Tiraillé entre la raison qui le pousse à entretenir la relation avec sa femme et sa passion aveugle pour Ali, Tarek se retrouve contraint de s’exiler à Montréal. Pour raconter les épisodes se déroulant au Canada, Chacour, avec son écriture suggestive, opte pour un récit cinématographique qui souligne l’atonie, voire la mort symbolique, du héros qui ne revient en Egypte qu’après quinze ans pour les funérailles de sa mère, sans savoir qu’un force invisible, le mektoub, manipule les cartes de son destin.

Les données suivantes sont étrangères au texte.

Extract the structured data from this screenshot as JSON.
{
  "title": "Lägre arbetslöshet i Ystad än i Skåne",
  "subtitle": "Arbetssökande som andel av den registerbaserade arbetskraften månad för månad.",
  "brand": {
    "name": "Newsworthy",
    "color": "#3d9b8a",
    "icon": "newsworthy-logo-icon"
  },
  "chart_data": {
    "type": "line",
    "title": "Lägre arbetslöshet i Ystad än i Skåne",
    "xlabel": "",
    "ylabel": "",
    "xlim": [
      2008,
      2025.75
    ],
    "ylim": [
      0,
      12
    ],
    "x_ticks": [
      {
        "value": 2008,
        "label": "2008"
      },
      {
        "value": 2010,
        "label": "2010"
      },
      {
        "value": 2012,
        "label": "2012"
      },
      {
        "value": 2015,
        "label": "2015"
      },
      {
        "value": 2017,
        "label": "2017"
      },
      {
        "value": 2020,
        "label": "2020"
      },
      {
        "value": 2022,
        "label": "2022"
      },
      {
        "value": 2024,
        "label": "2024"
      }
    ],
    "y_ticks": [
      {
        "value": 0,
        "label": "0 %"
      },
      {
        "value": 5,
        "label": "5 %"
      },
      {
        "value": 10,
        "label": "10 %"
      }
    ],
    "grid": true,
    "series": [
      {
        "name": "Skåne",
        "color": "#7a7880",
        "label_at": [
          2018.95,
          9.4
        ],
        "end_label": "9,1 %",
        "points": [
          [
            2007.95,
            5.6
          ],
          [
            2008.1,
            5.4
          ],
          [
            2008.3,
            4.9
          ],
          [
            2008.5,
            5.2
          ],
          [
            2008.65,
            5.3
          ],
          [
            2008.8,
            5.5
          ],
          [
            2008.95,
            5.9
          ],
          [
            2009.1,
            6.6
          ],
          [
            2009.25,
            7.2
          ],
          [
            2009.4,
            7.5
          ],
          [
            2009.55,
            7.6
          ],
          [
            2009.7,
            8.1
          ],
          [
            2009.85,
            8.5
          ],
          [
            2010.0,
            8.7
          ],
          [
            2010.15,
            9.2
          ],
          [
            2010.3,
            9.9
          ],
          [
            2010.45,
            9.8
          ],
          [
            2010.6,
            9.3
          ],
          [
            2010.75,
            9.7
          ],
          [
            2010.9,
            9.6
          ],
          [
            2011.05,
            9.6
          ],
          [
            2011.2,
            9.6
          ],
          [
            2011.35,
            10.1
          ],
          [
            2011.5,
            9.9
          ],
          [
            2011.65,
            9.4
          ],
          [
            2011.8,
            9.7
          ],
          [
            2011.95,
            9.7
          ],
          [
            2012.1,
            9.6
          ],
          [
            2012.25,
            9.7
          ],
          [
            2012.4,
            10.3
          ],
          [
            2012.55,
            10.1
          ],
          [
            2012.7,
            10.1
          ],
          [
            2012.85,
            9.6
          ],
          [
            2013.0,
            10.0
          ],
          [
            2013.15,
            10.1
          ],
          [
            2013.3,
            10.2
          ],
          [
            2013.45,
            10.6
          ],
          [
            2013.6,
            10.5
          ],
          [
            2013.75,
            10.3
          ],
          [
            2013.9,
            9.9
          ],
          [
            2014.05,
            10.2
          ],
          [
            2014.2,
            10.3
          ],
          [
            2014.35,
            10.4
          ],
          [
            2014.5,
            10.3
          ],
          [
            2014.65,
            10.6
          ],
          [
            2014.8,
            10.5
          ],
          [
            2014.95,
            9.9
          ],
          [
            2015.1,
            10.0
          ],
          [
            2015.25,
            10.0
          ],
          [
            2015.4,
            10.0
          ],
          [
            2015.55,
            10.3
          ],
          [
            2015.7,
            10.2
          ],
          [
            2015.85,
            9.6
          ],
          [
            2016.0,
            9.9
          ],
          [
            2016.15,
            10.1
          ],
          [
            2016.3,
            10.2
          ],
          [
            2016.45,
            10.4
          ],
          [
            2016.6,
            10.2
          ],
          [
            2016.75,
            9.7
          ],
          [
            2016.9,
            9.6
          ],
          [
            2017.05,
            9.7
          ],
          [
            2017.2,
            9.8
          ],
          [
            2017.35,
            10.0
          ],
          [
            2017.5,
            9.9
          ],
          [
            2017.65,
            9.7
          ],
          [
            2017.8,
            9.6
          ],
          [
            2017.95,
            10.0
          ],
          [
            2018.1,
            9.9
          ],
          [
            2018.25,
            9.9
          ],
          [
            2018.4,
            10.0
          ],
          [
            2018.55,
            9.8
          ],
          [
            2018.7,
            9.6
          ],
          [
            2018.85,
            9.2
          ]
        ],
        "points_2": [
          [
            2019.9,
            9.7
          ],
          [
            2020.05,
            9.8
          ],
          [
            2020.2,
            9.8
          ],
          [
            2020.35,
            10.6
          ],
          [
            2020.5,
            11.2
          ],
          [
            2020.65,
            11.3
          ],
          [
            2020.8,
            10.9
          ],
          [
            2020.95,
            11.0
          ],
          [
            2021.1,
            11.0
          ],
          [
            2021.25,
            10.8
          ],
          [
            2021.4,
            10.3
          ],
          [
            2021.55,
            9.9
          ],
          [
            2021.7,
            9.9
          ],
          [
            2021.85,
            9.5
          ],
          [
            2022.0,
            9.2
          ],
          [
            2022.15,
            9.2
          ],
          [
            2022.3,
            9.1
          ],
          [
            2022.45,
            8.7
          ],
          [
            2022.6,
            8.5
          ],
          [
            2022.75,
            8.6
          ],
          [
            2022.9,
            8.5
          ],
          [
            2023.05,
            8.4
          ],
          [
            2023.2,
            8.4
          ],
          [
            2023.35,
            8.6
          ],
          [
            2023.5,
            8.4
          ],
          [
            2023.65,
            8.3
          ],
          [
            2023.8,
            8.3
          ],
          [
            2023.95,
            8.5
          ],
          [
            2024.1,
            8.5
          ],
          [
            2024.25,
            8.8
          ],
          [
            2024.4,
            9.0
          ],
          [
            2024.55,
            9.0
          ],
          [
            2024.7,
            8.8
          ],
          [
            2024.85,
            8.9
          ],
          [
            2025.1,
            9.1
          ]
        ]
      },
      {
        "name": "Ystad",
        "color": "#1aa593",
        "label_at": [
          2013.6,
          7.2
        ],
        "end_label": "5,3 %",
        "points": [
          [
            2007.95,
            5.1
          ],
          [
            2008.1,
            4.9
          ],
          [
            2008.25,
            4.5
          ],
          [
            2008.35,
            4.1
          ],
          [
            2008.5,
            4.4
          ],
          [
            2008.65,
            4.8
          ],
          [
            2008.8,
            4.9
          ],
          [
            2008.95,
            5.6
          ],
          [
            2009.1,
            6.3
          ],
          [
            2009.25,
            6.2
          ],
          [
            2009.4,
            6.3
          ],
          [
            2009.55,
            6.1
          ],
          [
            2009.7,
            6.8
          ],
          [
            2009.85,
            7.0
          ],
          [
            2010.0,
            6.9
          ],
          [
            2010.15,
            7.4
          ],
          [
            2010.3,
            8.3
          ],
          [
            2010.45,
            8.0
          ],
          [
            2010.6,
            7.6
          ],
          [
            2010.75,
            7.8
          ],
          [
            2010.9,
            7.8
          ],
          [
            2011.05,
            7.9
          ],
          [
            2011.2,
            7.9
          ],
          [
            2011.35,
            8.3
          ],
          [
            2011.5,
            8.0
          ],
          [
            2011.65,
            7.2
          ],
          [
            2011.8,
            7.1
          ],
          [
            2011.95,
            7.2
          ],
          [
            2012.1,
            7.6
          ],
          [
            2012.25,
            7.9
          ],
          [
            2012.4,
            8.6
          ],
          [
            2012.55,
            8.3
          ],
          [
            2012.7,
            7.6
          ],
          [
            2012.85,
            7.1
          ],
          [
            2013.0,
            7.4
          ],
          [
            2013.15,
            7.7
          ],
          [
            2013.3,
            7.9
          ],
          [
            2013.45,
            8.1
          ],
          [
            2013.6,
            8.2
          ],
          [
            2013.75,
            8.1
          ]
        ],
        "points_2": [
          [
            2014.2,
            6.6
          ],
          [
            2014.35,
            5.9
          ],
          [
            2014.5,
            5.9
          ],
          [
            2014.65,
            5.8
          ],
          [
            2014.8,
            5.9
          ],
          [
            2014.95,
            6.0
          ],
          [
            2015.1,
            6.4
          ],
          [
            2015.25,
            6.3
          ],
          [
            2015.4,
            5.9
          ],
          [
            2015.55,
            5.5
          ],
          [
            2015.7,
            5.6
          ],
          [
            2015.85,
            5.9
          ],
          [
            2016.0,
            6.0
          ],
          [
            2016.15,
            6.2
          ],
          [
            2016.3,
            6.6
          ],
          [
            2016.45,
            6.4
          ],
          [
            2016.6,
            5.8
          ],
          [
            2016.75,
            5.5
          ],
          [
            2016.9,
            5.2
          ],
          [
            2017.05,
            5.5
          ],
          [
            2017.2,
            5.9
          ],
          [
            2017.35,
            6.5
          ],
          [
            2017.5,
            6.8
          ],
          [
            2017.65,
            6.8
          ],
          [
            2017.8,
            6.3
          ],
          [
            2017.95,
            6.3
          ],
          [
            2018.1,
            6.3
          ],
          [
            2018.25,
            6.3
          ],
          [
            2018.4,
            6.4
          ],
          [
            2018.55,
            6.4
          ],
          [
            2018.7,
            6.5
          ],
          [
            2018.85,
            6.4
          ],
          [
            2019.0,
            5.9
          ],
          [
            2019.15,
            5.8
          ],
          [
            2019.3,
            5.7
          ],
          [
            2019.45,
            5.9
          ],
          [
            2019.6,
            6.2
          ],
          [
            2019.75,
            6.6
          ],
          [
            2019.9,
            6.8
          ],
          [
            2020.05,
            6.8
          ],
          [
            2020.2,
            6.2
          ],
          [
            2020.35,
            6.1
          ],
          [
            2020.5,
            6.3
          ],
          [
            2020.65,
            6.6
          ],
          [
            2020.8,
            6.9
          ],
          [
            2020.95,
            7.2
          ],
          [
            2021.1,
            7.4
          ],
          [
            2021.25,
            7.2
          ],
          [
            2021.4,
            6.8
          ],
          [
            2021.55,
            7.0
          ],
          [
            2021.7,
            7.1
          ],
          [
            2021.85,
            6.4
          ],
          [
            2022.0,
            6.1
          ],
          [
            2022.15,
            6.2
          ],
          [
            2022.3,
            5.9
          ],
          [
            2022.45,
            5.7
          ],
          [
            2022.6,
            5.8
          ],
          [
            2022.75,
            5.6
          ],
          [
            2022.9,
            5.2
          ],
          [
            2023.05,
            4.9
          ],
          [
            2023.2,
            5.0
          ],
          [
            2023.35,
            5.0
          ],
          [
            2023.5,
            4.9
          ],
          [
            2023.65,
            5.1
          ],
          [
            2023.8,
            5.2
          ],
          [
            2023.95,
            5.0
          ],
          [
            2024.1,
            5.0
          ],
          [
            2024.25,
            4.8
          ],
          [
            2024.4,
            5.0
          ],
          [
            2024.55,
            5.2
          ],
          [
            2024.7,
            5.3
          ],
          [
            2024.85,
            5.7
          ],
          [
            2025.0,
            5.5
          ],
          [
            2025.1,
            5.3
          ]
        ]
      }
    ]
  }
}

Ce déraillement, « celui d’un homme dont la vie ressemble à une partition déjà écrite et qui refuse de la jouer », est raconté par un narrateur énigmatique dont la vie a été marquée par l’absence de Tarek et qui lui parle sous la forme d’une longue lettre, prenant des allures de monologue intérieur. Ce témoin inattendu, qui ne se révèle que dans le dernier tiers du récit, laissant au roman prendre toute son ampleur, tente de ressusciter cet absent qui finit par occuper tout l’espace : « La somme de mes déductions a fini par raconter un histoire : la vôtre. Ou pour être précis, mon histoire sur toi. »
A travers cette histoire d’amour impossible, dramatique et à la fois tendre, Éric Chacour dépeint l’écrasement des hommes face aux responsabilités qui leur sont imposées, mais aussi celui des femmes face aux responsabilités qui leur sont refusées, et interroge la nature de la liberté qui n’est finalement qu’une illusion. Croyant choisir sa propre voie, Tarek se retrouve piégé dans un destin qu’il n’a jamais eu la capacité de contrôler. La vraie tragédie est là. Et à cette simple question que, selon l’auteur, beaucoup refusent de se poser, la réponse peut être vertigineuse : « Qu’aurait dit l’enfant que j’étais de l’adulte que je suis devenu ? »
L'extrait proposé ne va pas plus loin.